Розанов — величайший и тонкий наблюдатель бытия во всех его оттенках, которых он не чуждается, наоборот, активно впитывает, чтобы потом, на этой основе, «заносить их на бумагу» как уже «опавшие листья», то есть отошедшие от их создателя и его жизни, бытийствующие в восприятии других людей.

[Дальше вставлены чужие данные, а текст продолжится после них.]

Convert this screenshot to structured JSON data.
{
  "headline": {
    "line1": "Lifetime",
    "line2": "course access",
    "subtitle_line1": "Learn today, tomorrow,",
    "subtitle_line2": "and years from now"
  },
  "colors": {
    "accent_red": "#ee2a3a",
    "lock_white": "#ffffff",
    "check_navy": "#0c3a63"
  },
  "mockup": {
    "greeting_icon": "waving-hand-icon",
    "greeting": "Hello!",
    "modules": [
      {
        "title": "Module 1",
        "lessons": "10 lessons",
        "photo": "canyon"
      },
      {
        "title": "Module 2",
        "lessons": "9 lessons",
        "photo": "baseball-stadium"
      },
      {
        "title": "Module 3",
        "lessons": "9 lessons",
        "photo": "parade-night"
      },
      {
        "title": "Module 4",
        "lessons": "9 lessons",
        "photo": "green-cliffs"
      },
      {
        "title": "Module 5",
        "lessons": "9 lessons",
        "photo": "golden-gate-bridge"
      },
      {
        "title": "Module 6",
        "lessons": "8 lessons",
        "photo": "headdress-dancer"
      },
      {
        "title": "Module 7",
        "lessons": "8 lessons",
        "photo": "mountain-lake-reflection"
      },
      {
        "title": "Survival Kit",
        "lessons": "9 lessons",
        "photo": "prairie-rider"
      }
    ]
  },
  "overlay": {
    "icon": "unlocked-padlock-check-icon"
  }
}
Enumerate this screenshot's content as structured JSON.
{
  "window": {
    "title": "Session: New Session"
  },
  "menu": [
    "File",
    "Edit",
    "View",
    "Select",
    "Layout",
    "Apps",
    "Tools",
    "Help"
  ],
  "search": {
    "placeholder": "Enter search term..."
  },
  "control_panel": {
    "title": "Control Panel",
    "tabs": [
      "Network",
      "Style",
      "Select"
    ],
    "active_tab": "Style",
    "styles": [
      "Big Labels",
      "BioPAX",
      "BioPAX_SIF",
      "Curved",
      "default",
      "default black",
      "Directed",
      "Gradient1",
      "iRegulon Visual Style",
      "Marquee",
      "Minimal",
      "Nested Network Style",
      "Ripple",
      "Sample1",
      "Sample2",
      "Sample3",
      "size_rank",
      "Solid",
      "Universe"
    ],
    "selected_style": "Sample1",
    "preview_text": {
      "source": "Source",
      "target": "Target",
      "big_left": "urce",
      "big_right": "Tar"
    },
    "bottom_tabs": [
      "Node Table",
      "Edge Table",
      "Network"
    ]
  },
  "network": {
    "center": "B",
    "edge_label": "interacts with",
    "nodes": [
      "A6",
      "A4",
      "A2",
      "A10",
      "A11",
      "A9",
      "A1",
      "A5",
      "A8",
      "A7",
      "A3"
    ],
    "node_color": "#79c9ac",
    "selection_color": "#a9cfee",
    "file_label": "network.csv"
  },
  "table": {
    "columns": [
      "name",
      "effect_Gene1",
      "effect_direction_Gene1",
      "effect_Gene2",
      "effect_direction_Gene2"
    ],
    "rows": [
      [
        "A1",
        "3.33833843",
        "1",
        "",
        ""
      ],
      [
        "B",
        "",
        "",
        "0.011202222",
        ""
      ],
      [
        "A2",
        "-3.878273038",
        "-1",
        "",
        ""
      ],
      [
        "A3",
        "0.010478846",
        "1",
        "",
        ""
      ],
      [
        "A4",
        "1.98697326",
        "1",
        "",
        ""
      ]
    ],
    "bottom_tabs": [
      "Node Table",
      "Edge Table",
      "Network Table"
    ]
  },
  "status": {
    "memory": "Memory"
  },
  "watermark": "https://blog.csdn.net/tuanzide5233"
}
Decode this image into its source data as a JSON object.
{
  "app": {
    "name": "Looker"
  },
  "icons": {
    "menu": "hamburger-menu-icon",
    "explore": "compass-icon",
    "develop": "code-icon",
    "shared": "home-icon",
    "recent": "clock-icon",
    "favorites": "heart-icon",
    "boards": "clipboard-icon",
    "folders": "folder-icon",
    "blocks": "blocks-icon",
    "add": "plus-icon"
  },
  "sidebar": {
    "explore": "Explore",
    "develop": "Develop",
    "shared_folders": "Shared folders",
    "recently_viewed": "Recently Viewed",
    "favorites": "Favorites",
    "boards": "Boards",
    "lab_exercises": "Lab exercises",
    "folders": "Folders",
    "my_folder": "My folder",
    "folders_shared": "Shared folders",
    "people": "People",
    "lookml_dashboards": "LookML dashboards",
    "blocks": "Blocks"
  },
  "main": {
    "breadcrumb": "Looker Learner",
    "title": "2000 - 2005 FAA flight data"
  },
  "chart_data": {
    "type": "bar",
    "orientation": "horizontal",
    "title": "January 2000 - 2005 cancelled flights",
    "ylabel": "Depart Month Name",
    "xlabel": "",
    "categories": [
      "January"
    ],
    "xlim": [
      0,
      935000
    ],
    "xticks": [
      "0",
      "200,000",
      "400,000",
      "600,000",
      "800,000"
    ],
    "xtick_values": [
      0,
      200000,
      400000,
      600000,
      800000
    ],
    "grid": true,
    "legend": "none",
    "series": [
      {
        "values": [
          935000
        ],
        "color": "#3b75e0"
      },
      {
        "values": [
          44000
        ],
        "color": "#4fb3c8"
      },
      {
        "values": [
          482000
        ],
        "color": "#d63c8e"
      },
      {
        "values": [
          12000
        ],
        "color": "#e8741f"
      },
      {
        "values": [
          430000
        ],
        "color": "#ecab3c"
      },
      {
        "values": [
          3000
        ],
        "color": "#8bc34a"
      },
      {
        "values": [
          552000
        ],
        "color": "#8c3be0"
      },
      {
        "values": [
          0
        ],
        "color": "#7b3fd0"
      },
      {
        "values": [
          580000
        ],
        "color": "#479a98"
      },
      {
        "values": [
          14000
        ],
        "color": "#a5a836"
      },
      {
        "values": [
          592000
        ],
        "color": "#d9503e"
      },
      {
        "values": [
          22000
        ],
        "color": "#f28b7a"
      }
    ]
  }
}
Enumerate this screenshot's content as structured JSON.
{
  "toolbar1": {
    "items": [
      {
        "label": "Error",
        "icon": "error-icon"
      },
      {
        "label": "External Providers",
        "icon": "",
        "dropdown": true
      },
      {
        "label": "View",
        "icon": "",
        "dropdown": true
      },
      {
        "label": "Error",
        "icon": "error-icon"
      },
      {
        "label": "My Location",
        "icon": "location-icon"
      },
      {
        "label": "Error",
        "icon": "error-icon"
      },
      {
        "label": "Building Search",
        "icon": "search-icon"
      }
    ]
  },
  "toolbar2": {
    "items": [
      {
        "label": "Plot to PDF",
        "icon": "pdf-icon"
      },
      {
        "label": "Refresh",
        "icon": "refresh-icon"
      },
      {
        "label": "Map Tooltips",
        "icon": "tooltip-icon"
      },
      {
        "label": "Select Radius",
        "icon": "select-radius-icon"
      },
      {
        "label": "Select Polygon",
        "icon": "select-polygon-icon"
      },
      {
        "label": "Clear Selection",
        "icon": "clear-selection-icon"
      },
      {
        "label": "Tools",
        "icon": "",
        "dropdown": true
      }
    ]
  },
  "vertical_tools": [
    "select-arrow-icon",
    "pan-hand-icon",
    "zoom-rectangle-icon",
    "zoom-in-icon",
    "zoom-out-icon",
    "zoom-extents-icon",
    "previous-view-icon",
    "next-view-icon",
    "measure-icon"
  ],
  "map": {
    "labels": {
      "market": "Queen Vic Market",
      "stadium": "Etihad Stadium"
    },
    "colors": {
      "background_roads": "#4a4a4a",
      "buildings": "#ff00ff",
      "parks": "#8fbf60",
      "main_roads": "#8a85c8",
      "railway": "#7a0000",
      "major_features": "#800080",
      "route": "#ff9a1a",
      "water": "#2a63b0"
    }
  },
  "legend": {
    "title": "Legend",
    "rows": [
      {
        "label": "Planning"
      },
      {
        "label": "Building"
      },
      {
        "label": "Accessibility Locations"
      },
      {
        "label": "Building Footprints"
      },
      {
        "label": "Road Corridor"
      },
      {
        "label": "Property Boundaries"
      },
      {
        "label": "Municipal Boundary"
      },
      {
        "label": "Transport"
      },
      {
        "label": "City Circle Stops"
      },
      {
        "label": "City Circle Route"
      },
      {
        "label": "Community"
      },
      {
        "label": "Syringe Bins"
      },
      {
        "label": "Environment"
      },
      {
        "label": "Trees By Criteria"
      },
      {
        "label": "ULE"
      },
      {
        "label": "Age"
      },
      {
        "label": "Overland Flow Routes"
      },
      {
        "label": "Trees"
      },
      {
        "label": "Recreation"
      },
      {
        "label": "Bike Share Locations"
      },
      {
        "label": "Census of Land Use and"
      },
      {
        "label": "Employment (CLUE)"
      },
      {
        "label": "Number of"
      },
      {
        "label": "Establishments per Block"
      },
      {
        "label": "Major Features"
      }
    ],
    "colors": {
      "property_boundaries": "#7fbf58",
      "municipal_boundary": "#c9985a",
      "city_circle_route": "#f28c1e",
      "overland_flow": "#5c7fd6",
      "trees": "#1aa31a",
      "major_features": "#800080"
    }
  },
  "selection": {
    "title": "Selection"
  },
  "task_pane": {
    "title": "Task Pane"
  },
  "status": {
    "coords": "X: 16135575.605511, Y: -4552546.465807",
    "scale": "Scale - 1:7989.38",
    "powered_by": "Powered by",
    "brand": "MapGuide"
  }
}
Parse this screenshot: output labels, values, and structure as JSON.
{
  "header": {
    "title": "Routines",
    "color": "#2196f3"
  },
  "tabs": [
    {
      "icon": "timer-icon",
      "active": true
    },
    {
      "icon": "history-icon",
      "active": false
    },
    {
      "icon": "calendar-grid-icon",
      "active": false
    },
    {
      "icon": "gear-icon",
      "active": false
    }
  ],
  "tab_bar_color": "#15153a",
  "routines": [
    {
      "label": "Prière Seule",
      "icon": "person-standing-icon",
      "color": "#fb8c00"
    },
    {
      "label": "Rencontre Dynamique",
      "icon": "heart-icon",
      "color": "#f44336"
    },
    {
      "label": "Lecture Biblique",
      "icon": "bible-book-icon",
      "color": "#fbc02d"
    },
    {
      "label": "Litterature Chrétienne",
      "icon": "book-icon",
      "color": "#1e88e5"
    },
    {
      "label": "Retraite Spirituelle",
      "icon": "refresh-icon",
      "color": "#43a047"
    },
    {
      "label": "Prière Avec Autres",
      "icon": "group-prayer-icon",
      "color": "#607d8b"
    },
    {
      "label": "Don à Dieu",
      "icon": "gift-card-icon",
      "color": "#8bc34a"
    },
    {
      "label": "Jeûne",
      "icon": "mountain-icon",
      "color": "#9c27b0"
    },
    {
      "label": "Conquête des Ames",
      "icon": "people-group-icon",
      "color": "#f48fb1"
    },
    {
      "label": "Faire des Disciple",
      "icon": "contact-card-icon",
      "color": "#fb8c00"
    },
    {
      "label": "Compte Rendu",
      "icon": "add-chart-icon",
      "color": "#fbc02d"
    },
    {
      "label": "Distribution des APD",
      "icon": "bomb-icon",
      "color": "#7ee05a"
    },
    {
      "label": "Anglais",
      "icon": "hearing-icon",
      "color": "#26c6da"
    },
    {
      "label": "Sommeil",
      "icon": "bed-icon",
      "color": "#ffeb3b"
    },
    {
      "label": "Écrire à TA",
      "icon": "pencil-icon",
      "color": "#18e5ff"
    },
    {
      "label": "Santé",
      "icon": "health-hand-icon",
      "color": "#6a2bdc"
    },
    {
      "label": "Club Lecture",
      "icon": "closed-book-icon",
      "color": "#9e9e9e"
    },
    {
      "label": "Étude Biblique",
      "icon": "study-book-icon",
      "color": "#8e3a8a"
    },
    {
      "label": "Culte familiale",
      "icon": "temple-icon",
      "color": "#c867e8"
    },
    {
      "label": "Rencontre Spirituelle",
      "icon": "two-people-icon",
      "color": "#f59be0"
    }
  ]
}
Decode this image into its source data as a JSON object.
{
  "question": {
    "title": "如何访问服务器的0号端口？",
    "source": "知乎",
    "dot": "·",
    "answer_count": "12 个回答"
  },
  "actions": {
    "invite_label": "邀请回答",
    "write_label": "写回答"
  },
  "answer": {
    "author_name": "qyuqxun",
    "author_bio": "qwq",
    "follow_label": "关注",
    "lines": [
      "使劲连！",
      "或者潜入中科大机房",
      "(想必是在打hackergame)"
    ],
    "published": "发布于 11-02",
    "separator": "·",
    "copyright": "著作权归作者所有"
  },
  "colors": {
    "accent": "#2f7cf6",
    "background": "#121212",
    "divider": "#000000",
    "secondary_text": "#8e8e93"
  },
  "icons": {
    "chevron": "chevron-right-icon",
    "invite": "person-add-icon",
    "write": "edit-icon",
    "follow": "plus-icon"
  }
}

С этих позиций обратимся к именованию сборника мыслей-листьев — «Уединенное». Оторвавшийся лист — давний, излюбленный в художественной культуре образ. Один из вариантов есть у А. С. Хомякова, к творчеству которого Розанов не был равнодушен: Листья мы с тобою, Петр: Унесет нас буйный ветр, Буйный ветр, что тихо дышит, Будто травки не колышет, А послушаешь — трава Шепчет чудные слова [Хомяков, 1969, с. 314]. Словно в унисон этим строчкам Розанов воспринимал слово как чудо, одним из проявлений которого и стало «Уединенное».
В грамматическом отношении слово «уединенное» — субстантивированное причастие, являющееся глагольной формой, что обусловливает «встречу» двух грамматических категорий (от существительного и от глагола), порождающих субстантив среднего (неопределенного, мыслимого) рода, в памяти которого сохраняется активность действия. Такого рода нет в действительности, эта категория мыслимая, сотворенная. В данном случае — уединенное сознание автора порождает мыслечувства, которые, подобно листьям, отлетают от него, чтобы в итоге обернуться текстом под названием «Уединенное». Сосредоточенность на я-сознание, заявленная уже в
названии, придает всему тексту подчеркнутый автобиографизм, в котором словно признается сам Розанов уже в эпиграфе «Почти на праве рукописи». Словами «на праве рукописи» в чиновном мире помечались документы для внутреннего пользования. Розанову это было хорошо известно, поскольку он работал в Государственном контроле у Т. И. Филиппова и даже сшил специальный фрак, соответствующий чиновнику 7-го класса. Потому «на праве рукописи» вряд ли имеет отношение к «рукописности» розановской «листвы» [Синявский, 1982, с. 115-119].
Но, думается, есть иной оттенок в понимании существа рукописи, ключом к которому в эпиграфе является слово «почти», образующее тот самый зазор между биографией и творчеством. Розанов признается: «Мое "я" только в рукописях.» [Розанов, 2002, с. 17]. А перед читателем лежит отпечатанный текст, обездушенный, без лица и характера. Однако это обстоятельство не мешает Розанову издавать свои рукописи именно в таком облике, — на уровне «почти» несовпадения жизни и слова. Например.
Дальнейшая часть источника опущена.